The Nasdaq also pays traders one place to sell and pays them another place to buy. The Nasdaq is the largest options-market operator. Now the Nasdaq and the CBOE will both run large options/equities trading complexes with fees and credits that encourage traders to do opposite things in different spots, which is arbitrage.

The NYSE is owned by Intercontinental Exchange, and equity trading and listing are fragments of a global revenue colossus in derivatives helping financial players manage risk. ICE is also a huge technology and data purveyor.

By operating multiple platforms, the exchanges can set the best bid or offer, the market’s singular entry point, more often.  Each market then has unique data to sell to brokers and other exchanges, which in turn are required by rule to prove they’re giving customers the best prices – which means they have to buy the data.

There’s your answer. Exchanges operate multiple markets because they make money by changing the prices of everything and encouraging profits on differences. By promoting the arbitrage that vexes you in the IR chair, they sell data and technology.

The only exchange solely offering equity trading and listing that’s not intertwined with derivatives and influenced by trading incentives to set the bid and ask is the newest, IEX.  For our view on IEX and much more, catch the Chicago NIRI chapter’s webcast Friday.

The starting point for understanding any business is recognizing how it makes money.  The Death Star is an inferior capital-raising mechanism (it could be good again with rule-changes issuers should push).  Today, companies like Uber and Facebook grow giant on private equity and use the public market as an exit strategy.

Microsoft and Intel were like reality TV for stocks, taking everyday investors on the long and exciting process of growing in public for all to see and own. We can quibble over causality for this divergence. Our systems monitor the Death Star. It favors trading.

When you understand the Death Star, you arrive at this sort of answer for the CFO: “Since investors and traders can only trade at the best price, our price is most times set by the fastest machines. The big exchanges pay them to set the price so they have price-setting data to sell. They also encourage customers to engage in arbitrage.

“Occasionally active investors shoulder through the arbitrage.  Waves of asset-allocation flows can dominate.  A lot of the time derivatives lead because everybody is focused on managing risk, and in that process short-term divergences develop, which can be traded for profit.
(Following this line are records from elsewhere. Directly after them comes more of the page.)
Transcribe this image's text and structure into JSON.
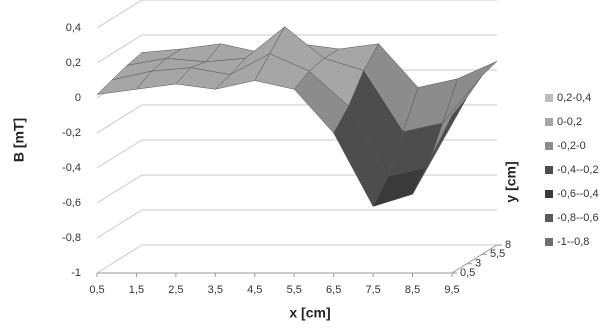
{
  "chart_data": {
    "type": "surface",
    "x_label": "x [cm]",
    "y_label": "y [cm]",
    "z_label": "B [mT]",
    "x": [
      0.5,
      1.5,
      2.5,
      3.5,
      4.5,
      5.5,
      6.5,
      7.5,
      8.5,
      9.5
    ],
    "y": [
      0.5,
      3,
      5.5,
      8
    ],
    "values": [
      [
        0.02,
        0.05,
        0.08,
        0.05,
        0.1,
        0.05,
        -0.2,
        -0.62,
        -0.55,
        -0.1
      ],
      [
        0.05,
        0.1,
        0.12,
        0.08,
        0.2,
        0.1,
        -0.1,
        -0.5,
        -0.45,
        -0.05
      ],
      [
        0.08,
        0.12,
        0.1,
        0.12,
        0.3,
        0.12,
        0.05,
        -0.3,
        -0.25,
        0.02
      ],
      [
        0.1,
        0.12,
        0.15,
        0.1,
        0.15,
        0.12,
        0.15,
        -0.1,
        -0.05,
        0.05
      ]
    ],
    "xlim": [
      0.5,
      9.5
    ],
    "xticks": [
      {
        "value": 0.5,
        "label": "0,5"
      },
      {
        "value": 1.5,
        "label": "1,5"
      },
      {
        "value": 2.5,
        "label": "2,5"
      },
      {
        "value": 3.5,
        "label": "3,5"
      },
      {
        "value": 4.5,
        "label": "4,5"
      },
      {
        "value": 5.5,
        "label": "5,5"
      },
      {
        "value": 6.5,
        "label": "6,5"
      },
      {
        "value": 7.5,
        "label": "7,5"
      },
      {
        "value": 8.5,
        "label": "8,5"
      },
      {
        "value": 9.5,
        "label": "9,5"
      }
    ],
    "ylim": [
      0.5,
      8
    ],
    "yticks": [
      {
        "value": 0.5,
        "label": "0,5"
      },
      3,
      {
        "value": 5.5,
        "label": "5,5"
      },
      8
    ],
    "zlim": [
      -1,
      0.4
    ],
    "zticks": [
      {
        "value": 0.4,
        "label": "0,4"
      },
      {
        "value": 0.2,
        "label": "0,2"
      },
      0,
      {
        "value": -0.2,
        "label": "-0,2"
      },
      {
        "value": -0.4,
        "label": "-0,4"
      },
      {
        "value": -0.6,
        "label": "-0,6"
      },
      {
        "value": -0.8,
        "label": "-0,8"
      },
      -1
    ],
    "bands": [
      {
        "name": "0,2-0,4",
        "color": "#bdbdbd",
        "range": [
          0.2,
          0.4
        ]
      },
      {
        "name": "0-0,2",
        "color": "#a6a6a6",
        "range": [
          0,
          0.2
        ]
      },
      {
        "name": "-0,2-0",
        "color": "#8c8c8c",
        "range": [
          -0.2,
          0
        ]
      },
      {
        "name": "-0,4--0,2",
        "color": "#4d4d4d",
        "range": [
          -0.4,
          -0.2
        ]
      },
      {
        "name": "-0,6--0,4",
        "color": "#3a3a3a",
        "range": [
          -0.6,
          -0.4
        ]
      },
      {
        "name": "-0,8--0,6",
        "color": "#5a5a5a",
        "range": [
          -0.8,
          -0.6
        ]
      },
      {
        "name": "-1--0,8",
        "color": "#6e6e6e",
        "range": [
          -1,
          -0.8
        ]
      }
    ]
  }
}
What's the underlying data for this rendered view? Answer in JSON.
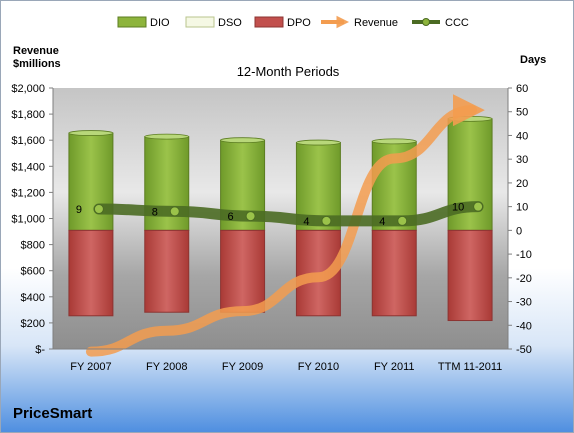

And this is why you need an IR professional more than ever.  Somebody has got to understand the Death Star.”

It’s easier to say, “I’m not sure but our story is central.”  It’s just not true most times.

Every IR gal or guy faces this moment of truth: Do I mail in the pat answer, or do I assail the battlements of convention and learn about the Death Star?

You can change your stars, as the Heath Ledger movie A Knight’s Tale asserts. Consistent metrics resonate with executives. If last week Active money led and Sentiment was Neutral, 5.0/10.0, and short volume was down, driving gains, they’ll want to know how those metrics changed this week. Measure and report.

They’ll look to you for the next episode of Star Wars, so to speak. That beats watching the stock or getting sent by them on wild goose chases for answers.  Embrace the change.

Speaking of change, we plan to launch in coming weeks daily sector reports highlighting key metrics – Sentiment, Key Behavior, Short Volume, etc. – for the eleven big industry classifications so you can see what’s happening in your group and how you compare.